Les yeux d'Olivier se contractèrent soudain, au point de devenir deux petites taches brillantes, sous les cils. Mais il consentit, d'un signe de tête.
Deux ou trois autres ministres ou fonctionnaires étaient entrés pendant ce dialogue ; et tous avaient dévisagé Olivier avec une curiosité mêlée de sympathie. Le bruit s'était répandu, dans la ville entière, que sa jeune et charmante femme l'avait abandonné.
Cinq minutes avant l'heure, un timbre sonna, et la porte du corridor s'ouvrit, toute grande.
– Venez, messieurs, dit Snowford.
La salle du conseil était une longue et haute pièce, au premier étage. Le tapis de caoutchouc, sous les pieds, étouffait tout bruit. La pièce n'avait pas de fenêtres : elle était éclairée artificiellement. Une longue table la parcourait d'un bout à l'autre, avec des fauteuils à l'entour, huit fauteuils de chaque côté ; et celui du Président plus élevé que les autres, et couvert d'un dais, se dressait à la tête de la table.
Chacun des ministres, en silence, s'en alla droit à sa place, s'assit et attendit.
La pièce était d'une fraîcheur exquise, malgré l'absence de fenêtres, et offrait un contraste merveilleux avec la chaleur écrasante que chacun de ces hommes avait dû traverser pour venir à White-Hall. Eux aussi, dans la journée, ils s'étaient étonnés de ce temps monstrueux ; et sans doute ils s'étaient amusés, avec toute la ville, du conflit, de jour en jour plus aigu, entre les plus infaillibles des météorologistes ; mais, en ce moment, ils n'y pensaient guère. La prochaine venue du Président était un sujet qui, toujours, réduisait au silence même les plus loquaces.
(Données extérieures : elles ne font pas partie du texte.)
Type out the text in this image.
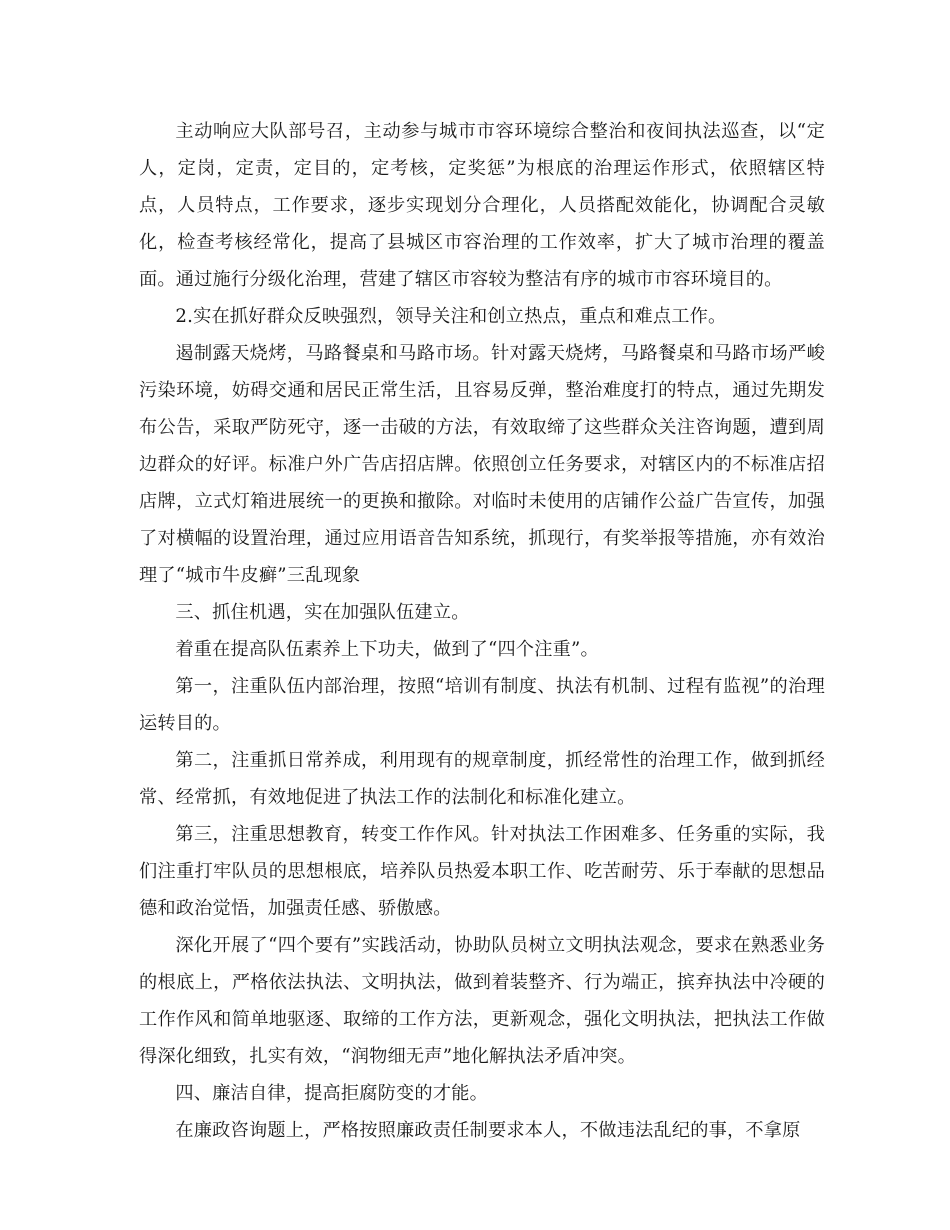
主动响应大队部号召，主动参与城市市容环境综合整治和夜间执法巡查，以“定人，定岗，定责，定目的，定考核，定奖惩”为根底的治理运作形式，依照辖区特点，人员特点，工作要求，逐步实现划分合理化，人员搭配效能化，协调配合灵敏化，检查考核经常化，提高了县城区市容治理的工作效率，扩大了城市治理的覆盖面。通过施行分级化治理，营建了辖区市容较为整洁有序的城市市容环境目的。

2.实在抓好群众反映强烈，领导关注和创立热点，重点和难点工作。

遏制露天烧烤，马路餐桌和马路市场。针对露天烧烤，马路餐桌和马路市场严峻污染环境，妨碍交通和居民正常生活，且容易反弹，整治难度打的特点，通过先期发布公告，采取严防死守，逐一击破的方法，有效取缔了这些群众关注咨询题，遭到周边群众的好评。标准户外广告店招店牌。依照创立任务要求，对辖区内的不标准店招店牌，立式灯箱进展统一的更换和撤除。对临时未使用的店铺作公益广告宣传，加强了对横幅的设置治理，通过应用语音告知系统，抓现行，有奖举报等措施，亦有效治理了“城市牛皮癣”三乱现象

三、抓住机遇，实在加强队伍建立。

着重在提高队伍素养上下功夫，做到了“四个注重”。

第一，注重队伍内部治理，按照“培训有制度、执法有机制、过程有监视”的治理运转目的。

第二，注重抓日常养成，利用现有的规章制度，抓经常性的治理工作，做到抓经常、经常抓，有效地促进了执法工作的法制化和标准化建立。

第三，注重思想教育，转变工作作风。针对执法工作困难多、任务重的实际，我们注重打牢队员的思想根底，培养队员热爱本职工作、吃苦耐劳、乐于奉献的思想品德和政治觉悟，加强责任感、骄傲感。

深化开展了“四个要有”实践活动，协助队员树立文明执法观念，要求在熟悉业务的根底上，严格依法执法、文明执法，做到着装整齐、行为端正，摈弃执法中冷硬的工作作风和简单地驱逐、取缔的工作方法，更新观念，强化文明执法，把执法工作做得深化细致，扎实有效，“润物细无声”地化解执法矛盾冲突。

四、廉洁自律，提高拒腐防变的才能。

在廉政咨询题上，严格按照廉政责任制要求本人，不做违法乱纪的事，不拿原
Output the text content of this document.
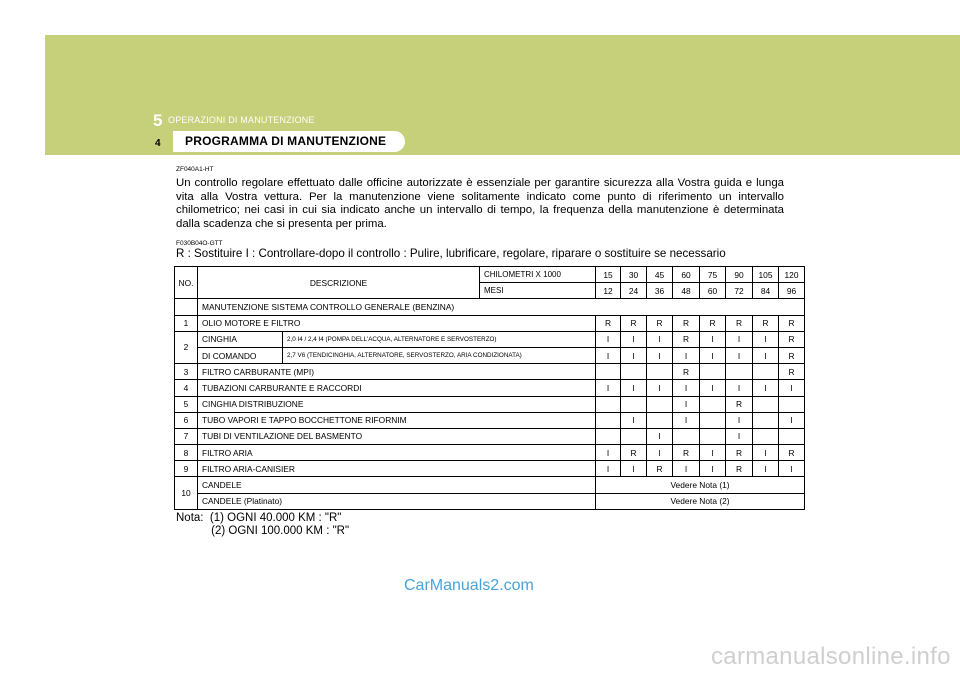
5 OPERAZIONI DI MANUTENZIONE
PROGRAMMA DI MANUTENZIONE
4
ZF040A1-HT
Un controllo regolare effettuato dalle officine autorizzate è essenziale per garantire sicurezza alla Vostra guida e lunga vita alla Vostra vettura. Per la manutenzione viene solitamente indicato come punto di riferimento un intervallo chilometrico; nei casi in cui sia indicato anche un intervallo di tempo, la frequenza della manutenzione è determinata dalla scadenza che si presenta per prima.
F030B04O-GTT
R : Sostituire I : Controllare-dopo il controllo : Pulire, lubrificare, regolare, riparare o sostituire se necessario
NO.	DESCRIZIONE		CHILOMETRI X 1000	15	30	45	60	75	90	105	120
			MESI	12	24	36	48	60	72	84	96
	MANUTENZIONE SISTEMA CONTROLLO GENERALE (BENZINA)										
1	OLIO MOTORE E FILTRO			R	R	R	R	R	R	R	R
2	CINGHIA	2,0 I4 / 2,4 I4 (POMPA DELL'ACQUA, ALTERNATORE E SERVOSTERZO)		I	I	I	R	I	I	I	R
	DI COMANDO	2,7 V6 (TENDICINGHIA, ALTERNATORE, SERVOSTERZO, ARIA CONDIZIONATA)		I	I	I	I	I	I	I	R
3	FILTRO CARBURANTE (MPI)						R				R
4	TUBAZIONI CARBURANTE E RACCORDI			I	I	I	I	I	I	I	I
5	CINGHIA DISTRIBUZIONE						I		R		
6	TUBO VAPORI E TAPPO BOCCHETTONE RIFORNIM				I		I		I		I
7	TUBI DI VENTILAZIONE DEL BASMENTO					I			I		
8	FILTRO ARIA			I	R	I	R	I	R	I	R
9	FILTRO ARIA-CANISIER			I	I	R	I	I	R	I	I
10	CANDELE			Vedere Nota (1)							
	CANDELE (Platinato)			Vedere Nota (2)							
Nota:  (1) OGNI 40.000 KM : "R"
(2) OGNI 100.000 KM : "R"
CarManuals2.com
carmanualsonline.info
Une minute exactement avant l'heure, de nouveau, un timbre sonna, sonna quatre fois, et s'arrêta. Dès le premier coup, tous les assistants s'étaient tournés vers la haute porte pratiquée derrière le trône présidentiel. Un silence de mort régnait au dedans, comme aussi au dehors, car les grands bureaux du gouvernement se trouvaient, tous, abondamment pourvus d'appareils amortissant le son ; et il n'y avait pas jusqu'aux roulements des énormes automobiles, dans les rues voisines, qui fussent en état de transmettre une vibration à travers les couches de caoutchouc sur lesquelles reposaient les murs. Un seul bruit pouvait pénétrer à White-Hall : celui du tonnerre, – les ingénieurs ayant toujours, jusqu'alors, malheureusement, échoué dans toutes leurs entreprises contre lui.
Mais, en cet instant d'attente, ce fut, de nouveau, comme si un voile supplémentaire de silence était tombé sur la salle ; et puis la porte s'ouvrit, et une petite figure entra, précipitamment, suivie d'une autre figure en écarlate et noir.